Gen. McClellan sends the following dispatch to Secretary Stanton:
WILLIAMSBURG, May 6. — I have the pleasure to announce the occupation of this place, as the result of a hard fought action yesterday. Hancock's brigade engagement had the effect to turn the left of the enemy's line of works. The enemy abandoned their entire line during the night, leaving all his sick and wounded in our hands. His loss yesterday was very severe. We have some 300 men wounded, and have taken more than 1,000 wounded and prisoners.
Their loss is heavy. Our victory is complete. I have sent cavalry in pursuit. The conduct of our men was excellent, with scarcely an acception. The enemy's works were extensive and exceedingly strong.
Our loss in Hooker's division is heavy, but very little in other parts of the field. Hancock's success was gained with a loss not over 20 killed and wounded.
We have other battles to fight before reaching Richmond.
The rebels are flying from Williamsburg towards Richmond.

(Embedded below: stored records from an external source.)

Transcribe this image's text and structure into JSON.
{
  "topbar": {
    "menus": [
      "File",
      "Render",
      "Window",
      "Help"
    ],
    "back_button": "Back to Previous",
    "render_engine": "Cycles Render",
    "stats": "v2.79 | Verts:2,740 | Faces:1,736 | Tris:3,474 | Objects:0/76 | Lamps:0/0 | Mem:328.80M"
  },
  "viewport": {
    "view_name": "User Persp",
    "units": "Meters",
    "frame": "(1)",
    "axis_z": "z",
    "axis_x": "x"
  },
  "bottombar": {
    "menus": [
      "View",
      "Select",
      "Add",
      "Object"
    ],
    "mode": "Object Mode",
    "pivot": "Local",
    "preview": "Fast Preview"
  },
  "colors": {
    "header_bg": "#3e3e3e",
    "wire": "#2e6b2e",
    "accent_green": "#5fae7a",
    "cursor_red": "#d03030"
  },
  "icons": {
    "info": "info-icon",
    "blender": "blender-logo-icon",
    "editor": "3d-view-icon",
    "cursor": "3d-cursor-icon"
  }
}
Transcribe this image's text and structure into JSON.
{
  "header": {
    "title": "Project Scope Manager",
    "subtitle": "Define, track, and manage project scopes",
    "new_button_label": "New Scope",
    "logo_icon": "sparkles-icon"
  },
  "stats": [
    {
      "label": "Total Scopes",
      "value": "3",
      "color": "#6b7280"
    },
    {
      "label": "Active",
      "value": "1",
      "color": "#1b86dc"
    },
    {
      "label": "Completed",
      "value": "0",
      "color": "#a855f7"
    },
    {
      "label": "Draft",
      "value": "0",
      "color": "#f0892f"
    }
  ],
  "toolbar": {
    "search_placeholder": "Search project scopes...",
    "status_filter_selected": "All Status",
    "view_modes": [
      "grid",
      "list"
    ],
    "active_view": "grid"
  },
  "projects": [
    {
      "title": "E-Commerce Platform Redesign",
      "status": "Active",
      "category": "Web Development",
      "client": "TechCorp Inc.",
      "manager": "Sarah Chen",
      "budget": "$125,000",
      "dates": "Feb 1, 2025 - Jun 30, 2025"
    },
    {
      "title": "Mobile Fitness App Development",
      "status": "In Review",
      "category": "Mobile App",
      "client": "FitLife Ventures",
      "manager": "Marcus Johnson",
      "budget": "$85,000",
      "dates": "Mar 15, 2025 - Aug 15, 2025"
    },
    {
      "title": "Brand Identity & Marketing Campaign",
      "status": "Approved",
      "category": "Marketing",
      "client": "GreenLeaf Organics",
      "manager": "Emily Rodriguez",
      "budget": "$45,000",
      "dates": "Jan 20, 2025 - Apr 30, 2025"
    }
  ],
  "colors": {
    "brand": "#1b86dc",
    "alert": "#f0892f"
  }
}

Gen. McClellan telegraphs from Johnston's headquarters as follows:
The weather is good to-day, but there is great difficulty in getting up food, on account of the roads. Very few wagons have yet come up. Amid authorized to follow the examples of other Generals, and direct the names of battles to be placed on the colors of regiments.
Signed GEO. B. McCLELLAN,
Maj. Gen. Commanding.
WASHINGTON, May 7. — The enemy have evacuated Williamsburg and fled towards Richmond. Our army is following them up vigorously.
The battle on Monday was very severe, and the loss of the rebels proves to have been very large.